Trader Joe’s, in the decentralized financial protocol based on Avalanche (DeFi), says it may have found a way to mitigate one of DeFi’s biggest weaknesses — impermanent loss. 

Recently published a white paper on Tuesday called the JOE v2 Liquidity Book, authored by Quant developers and researchers Adam Sturges, TraderWaWa, Hanzo, and software engineer Louis MeMyself, the developers outlined the use of Liquidity Book (LB) with an additional variable fee swap feature to “provide traders with zero or low slippage trades.”

Thorchain is another DeFi protocol providing impermanent loss protection for LP deposits after the first 100 days (with partial protection before that point). 

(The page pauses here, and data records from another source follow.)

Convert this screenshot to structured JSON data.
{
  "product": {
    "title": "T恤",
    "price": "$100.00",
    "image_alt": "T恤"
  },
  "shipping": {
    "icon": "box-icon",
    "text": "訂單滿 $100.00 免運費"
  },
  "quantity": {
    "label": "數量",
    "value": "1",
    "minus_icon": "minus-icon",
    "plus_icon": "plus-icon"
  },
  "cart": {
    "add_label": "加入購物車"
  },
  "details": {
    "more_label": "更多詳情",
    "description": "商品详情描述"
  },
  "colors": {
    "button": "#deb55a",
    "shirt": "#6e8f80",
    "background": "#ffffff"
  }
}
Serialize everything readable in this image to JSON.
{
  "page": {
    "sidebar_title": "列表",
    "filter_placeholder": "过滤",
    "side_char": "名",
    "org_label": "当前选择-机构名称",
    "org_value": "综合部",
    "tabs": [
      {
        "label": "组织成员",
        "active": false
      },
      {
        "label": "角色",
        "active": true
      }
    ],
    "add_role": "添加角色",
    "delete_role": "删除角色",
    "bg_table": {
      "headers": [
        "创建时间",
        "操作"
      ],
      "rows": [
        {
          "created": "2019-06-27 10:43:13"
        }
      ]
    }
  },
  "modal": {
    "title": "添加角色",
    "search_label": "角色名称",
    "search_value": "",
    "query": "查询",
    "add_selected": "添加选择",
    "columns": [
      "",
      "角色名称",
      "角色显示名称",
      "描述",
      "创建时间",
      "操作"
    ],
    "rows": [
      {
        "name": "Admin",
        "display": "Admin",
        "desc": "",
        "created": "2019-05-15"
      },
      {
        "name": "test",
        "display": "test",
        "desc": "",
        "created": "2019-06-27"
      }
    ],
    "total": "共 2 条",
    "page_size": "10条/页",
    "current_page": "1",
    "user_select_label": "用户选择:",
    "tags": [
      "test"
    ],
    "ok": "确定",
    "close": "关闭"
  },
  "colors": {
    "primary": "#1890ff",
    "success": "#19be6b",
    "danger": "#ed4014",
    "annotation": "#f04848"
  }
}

Trader Joe’s Protocol bills itself as a “one-stop decentralized trading platform” built on the Avalanche smart contract platform.

The protocol is currently the largest decentralized exchange (DEX) on Avalanche, with $191 million in total value locked (TVL) on the protocol.

The DeFi protocol allows users to trade, farm, lend and stake among other things.

Trader Joe’s token, JOE, saw its price briefly spike following the white paper release and is trading at $0.28 at the time of writing, though it’s still down 94.5% from its all-time-high, according to CoinMarketCap.